A shooting occurred in a Taco Bell parking lot, apparently a drug deal gone bad. Three cell phones were found in the car. The police searched them without a warrant and one was defendants. The state argued abandonment (which it clearly was, leaving a cell phone at a crime scene in flight), and also reasonableness because the search was limited to finding the identity of the owner. The court goes with the latter. State v. Moore, 2020 S.C. LEXIS 14 (Feb. 19, 2020):
The trial court denied the motion to suppress on the basis of abandonment. Arguably, some evidence supports the trial court’s finding that Petitioner abandoned his flip phone. Cf. State v. Brown, 423 S.C. 519, 525, 815 S.E.2d 761, 764-65 (2018) (finding a defendant abandoned his cell phone at the scene of the crime and explaining the defendant made no attempt to call or send text messages to the phone to see if someone would answer; the defendant did not attempt to contact the service provider for information on the whereabouts of the phone; and the defendant did not go back to the scene of the crime to look for the phone or call the police to see if they had it); Robinson, 407 S.C. at 181, 754 S.E.2d at 868 (setting forth the deferential “any evidence” standard of review). Yet we acknowledge a close question is presented on the issue of abandonment.

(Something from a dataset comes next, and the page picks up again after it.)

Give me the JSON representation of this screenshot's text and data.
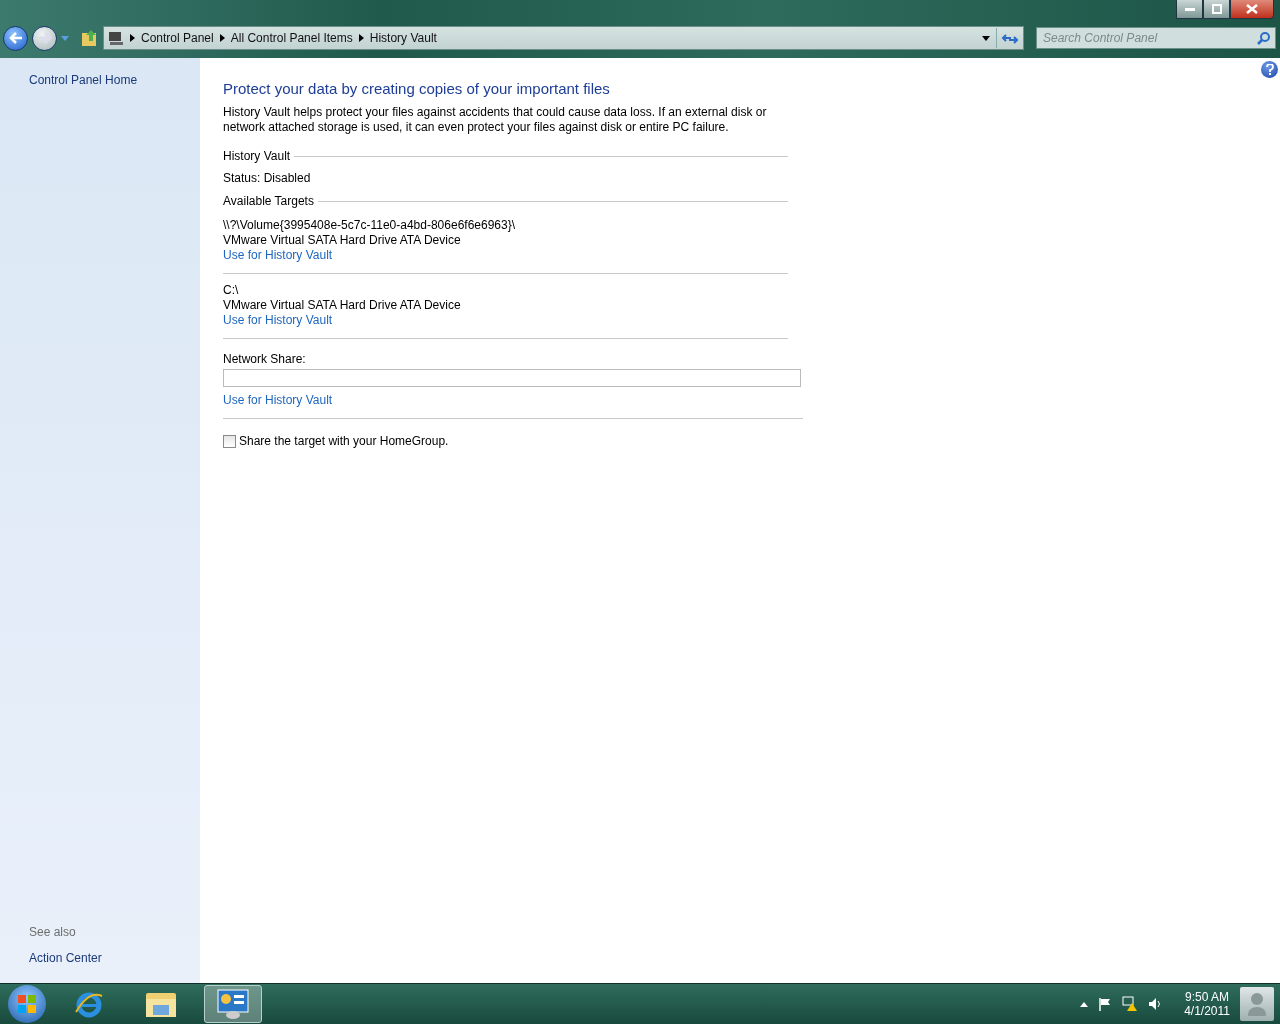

We elect to resolve this appeal on other grounds.
The Fourth Amendment, as interpreted, requires that the actions of law enforcement be viewed through a lens of reasonableness. The reasonableness inquiry is fact specific and context dependent. Here, law enforcement limited the warrantless portion of their search of the three phones to the SIM cards alone in an effort to establish ownership, which—as will be explained in more detail below—is a search wholly distinct from examining the contents of the phones. Moreover, at the time of the warrantless portion of the search to discover the identities of the cell phones’ owners, law enforcement officers were responding to an active crime scene, not knowing the identity and whereabouts of the shooter. The public safety concerns are self-evident. Under the circumstances presented, we hold the limited search of the SIM cards to identify the phone numbers was reasonable and in no manner constituted an unreasonable search or seizure.